Si tratta, come sottolinea la Hirigoyen, della struttura narcistica del seduttore perverso che si fa ammirare ma che non si lascia coinvolgere emotivamente. La vittima ne è sedotta; non soltanto abbassa le proprie difese ma, soprattutto, non vede il comportamento per ora soltanto moralmente aggressivo.

L’incantesimo inizia a sgretolarsi

Quando la vittima si rende conto della aggressione morale del suo partner, inizia a opporre resistenza al condizionamento, inizia a pretendere un po’ di libertà. La vittima prende coscienza della propria schiavitù. La prima reazione del perverso narcisista è quella di mostrare odio apertamente, non ha più la necessità di nasconderlo; “sputa” sulla vittima sentenze sulla presunta mancanza di riconoscenza e di mancanza di rispetto. L’aggressore cerca di recuperare le posizioni che sta perdendo, in preda all’angoscia della perdita del controllo, del proprio possesso, probabilmente della propria “potenza”. 

“La violenza e la molestia sono frutto dell’incontro tra desiderio di potere e di perversità!”.

L’aggressore deve far tacere in tutti i modi la vittima, deve evitare assolutamente che esprima il proprio dissenso. Per ritornare allo stato iniziale aumenta il livello di aggressività verbale con discorsi pieni di ingiurie, di parole umilianti e svilenti. L‘odio, già presente nelle fasi iniziali del rapporto perverso, esplode insieme al desiderio di distruggere e di annullare per sempre l’oggetto che ha avuto il coraggio di opporsi al suo potere (corre il rischio di perdere la potenza/impotenza). L’escalation inevitabile è la violenza fisica che inizialmente rappresenta uno strumento per ricomporre il rapporto di dominio, ma che sfocia ai livelli estremi e drammatici nell’uccisione della vittima. L’aggressore perverso ha raggiunto la soluzione finale della vittoria, della cancellazione della vittima. La diffusione del ruolo narcisitico dell’individuo nella società attuale, dove conta l’immagine a discapito dei contenuti può spiegare in parte l’aumento dei casi di femminicidio degli ultimi anni? La risposta ovviamente è complessa e richiedere studi approfonditi e multidisciplinari.

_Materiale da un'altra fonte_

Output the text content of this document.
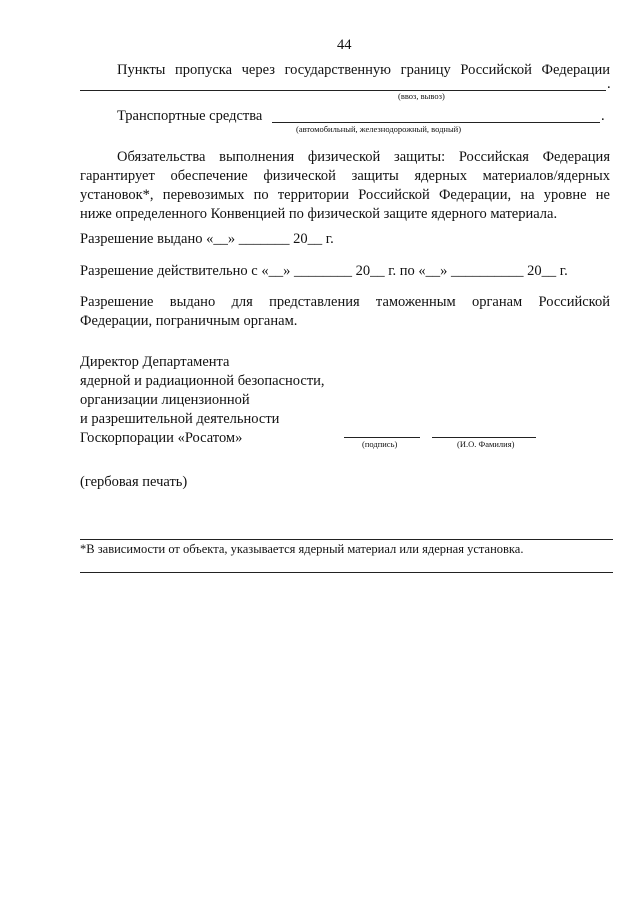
44
Пункты пропуска через государственную границу Российской Федерации
.
(ввоз, вывоз)
Транспортные средства	.
(автомобильный, железнодорожный, водный)
Обязательства выполнения физической защиты: Российская Федерация
гарантирует обеспечение физической защиты ядерных материалов/ядерных
установок*, перевозимых по территории Российской Федерации, на уровне не
ниже определенного Конвенцией по физической защите ядерного материала.
Разрешение выдано «__» _______ 20__ г.
Разрешение действительно с «__» ________ 20__ г. по «__» __________ 20__ г.
Разрешение выдано для представления таможенным органам Российской
Федерации, пограничным органам.
Директор Департамента
ядерной и радиационной безопасности,
организации лицензионной
и разрешительной деятельности
Госкорпорации «Росатом»	(подпись)	(И.О. Фамилия)
(гербовая печать)
*В зависимости от объекта, указывается ядерный материал или ядерная установка.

Nella fase di riconoscimento del proprio dolore la vittima è ancora disorientata. Proviene da un lungo periodo di sofferenza, in cui deve fare i conti con i sensi di colpa, con i pensieri di indegnità e di inettitudine per non aver capito subito a cosa stesse andando incontro. L’annichilamento del suo vissuto emotivo la costringe a difendersi e allo stesso tempo a difendere l’aggressore, a considerare se stessa come complice e responsabile della sua condizione. Il dubbio è ancora presente, non ha più gli strumenti, semmai li avesse avuti da una educazione precedente, per convincersi che è soltanto una vittima. Si ritiene responsabile di non aver compreso il “carattere” del proprio partner, in alcuni casi lo giustifica e cerca di trovare il “buono” che è in lui. Mentre fa queste valutazioni il perverso narcista continua la sua opera del recupero del potere. Si entra in una sorta di conflitto che porterà i protagonisti ad aumentare il livello di attacco e difesa, fino a sfociare nella aggressività.

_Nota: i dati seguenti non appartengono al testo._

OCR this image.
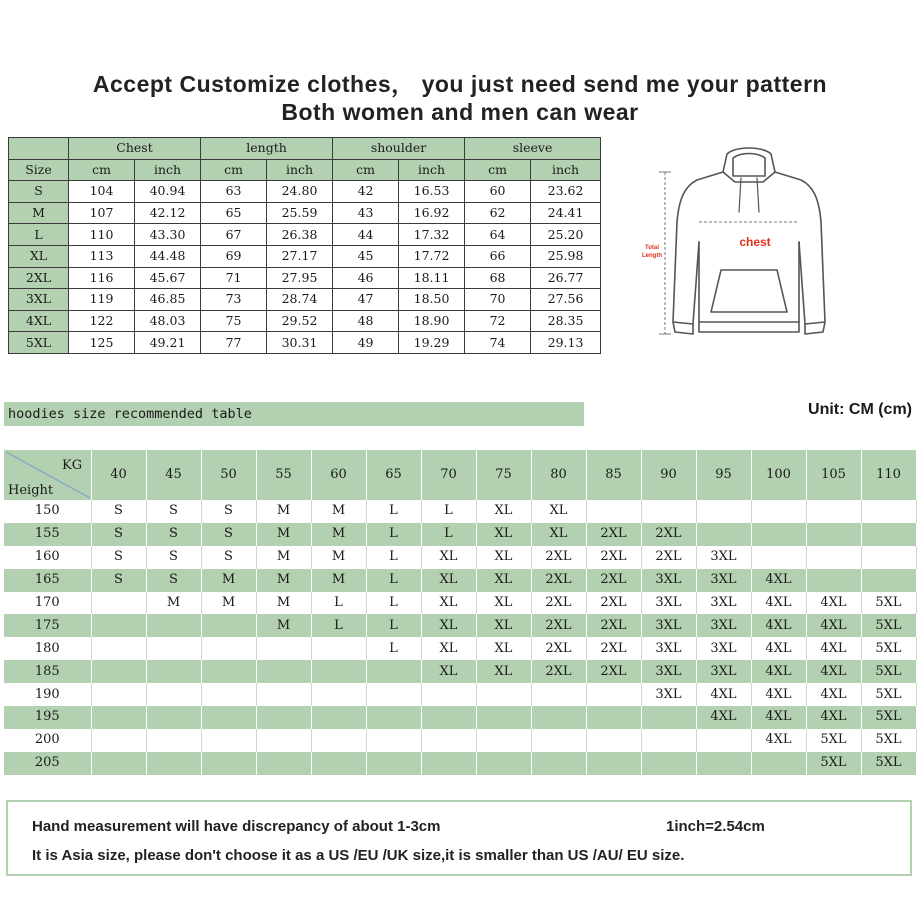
Accept Customize clothes， you just need send me your pattern
Both women and men can wear
	Chest		length		shoulder		sleeve	
Size	cm	inch	cm	inch	cm	inch	cm	inch
S	104	40.94	63	24.80	42	16.53	60	23.62
M	107	42.12	65	25.59	43	16.92	62	24.41
L	110	43.30	67	26.38	44	17.32	64	25.20
XL	113	44.48	69	27.17	45	17.72	66	25.98
2XL	116	45.67	71	27.95	46	18.11	68	26.77
3XL	119	46.85	73	28.74	47	18.50	70	27.56
4XL	122	48.03	75	29.52	48	18.90	72	28.35
5XL	125	49.21	77	30.31	49	19.29	74	29.13
chest
Total
Length
hoodies size recommended table	Unit: CM (cm)
KG
Height	40	45	50	55	60	65	70	75	80	85	90	95	100	105	110
150	S	S	S	M	M	L	L	XL	XL						
155	S	S	S	M	M	L	L	XL	XL	2XL	2XL				
160	S	S	S	M	M	L	XL	XL	2XL	2XL	2XL	3XL			
165	S	S	M	M	M	L	XL	XL	2XL	2XL	3XL	3XL	4XL		
170		M	M	M	L	L	XL	XL	2XL	2XL	3XL	3XL	4XL	4XL	5XL
175				M	L	L	XL	XL	2XL	2XL	3XL	3XL	4XL	4XL	5XL
180						L	XL	XL	2XL	2XL	3XL	3XL	4XL	4XL	5XL
185							XL	XL	2XL	2XL	3XL	3XL	4XL	4XL	5XL
190											3XL	4XL	4XL	4XL	5XL
195												4XL	4XL	4XL	5XL
200													4XL	5XL	5XL
205														5XL	5XL
Hand measurement will have discrepancy of about 1-3cm	1inch=2.54cm
It is Asia size, please don't choose it as a US /EU /UK size,it is smaller than US /AU/ EU size.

In questa fase di consapevolezza frequenti sono gli episodi depressivi in cui la vittima esprime la propria sofferenza con una riduzione del tono dell’umore, la perdita del piacere in attività precedentemente ritenute piacevoli; frequenti sono le crisi di pianto, la sensazione di sentirsi senza speranza, affaticamento, problemi di sonno e pensieri suicidari. Tutti sintomi della depressione.

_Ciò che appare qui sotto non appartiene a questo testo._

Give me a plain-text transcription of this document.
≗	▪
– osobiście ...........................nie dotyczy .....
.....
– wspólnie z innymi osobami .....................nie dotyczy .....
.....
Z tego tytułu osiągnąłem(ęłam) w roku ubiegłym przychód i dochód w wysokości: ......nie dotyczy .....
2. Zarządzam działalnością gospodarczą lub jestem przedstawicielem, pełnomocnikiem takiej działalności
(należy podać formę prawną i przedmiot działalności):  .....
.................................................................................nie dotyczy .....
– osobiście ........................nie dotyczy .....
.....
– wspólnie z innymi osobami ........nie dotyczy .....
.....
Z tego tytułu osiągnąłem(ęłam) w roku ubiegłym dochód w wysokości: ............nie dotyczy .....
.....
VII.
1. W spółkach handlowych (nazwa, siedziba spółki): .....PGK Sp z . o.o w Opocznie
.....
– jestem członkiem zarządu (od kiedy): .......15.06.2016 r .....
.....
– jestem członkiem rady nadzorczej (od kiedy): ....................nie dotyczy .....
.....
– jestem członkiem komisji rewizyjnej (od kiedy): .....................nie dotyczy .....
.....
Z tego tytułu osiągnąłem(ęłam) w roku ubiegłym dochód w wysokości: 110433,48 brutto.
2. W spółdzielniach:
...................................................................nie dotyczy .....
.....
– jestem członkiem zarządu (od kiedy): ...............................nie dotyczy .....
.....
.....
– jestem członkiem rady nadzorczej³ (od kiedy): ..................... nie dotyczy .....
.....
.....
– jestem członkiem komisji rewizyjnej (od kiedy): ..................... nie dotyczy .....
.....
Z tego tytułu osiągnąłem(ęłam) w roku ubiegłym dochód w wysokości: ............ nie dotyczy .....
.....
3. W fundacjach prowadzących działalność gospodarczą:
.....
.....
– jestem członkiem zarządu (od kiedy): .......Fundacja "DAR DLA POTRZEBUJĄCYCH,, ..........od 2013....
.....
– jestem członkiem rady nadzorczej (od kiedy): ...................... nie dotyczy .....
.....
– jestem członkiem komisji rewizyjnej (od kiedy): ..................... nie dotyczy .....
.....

Questa è la fase in cui si può intercettare e aiutare la vittima.  Fondamentale è il ruolo degli amici, dei familiari, delle associazioni, delle strutture sociali per aiutarla a chiedere aiuto. In questa fase le figure professionali, non solo sanitarie, hanno il compito di creare una rete di difesa e di aiuto in cui sorreggere la vittima.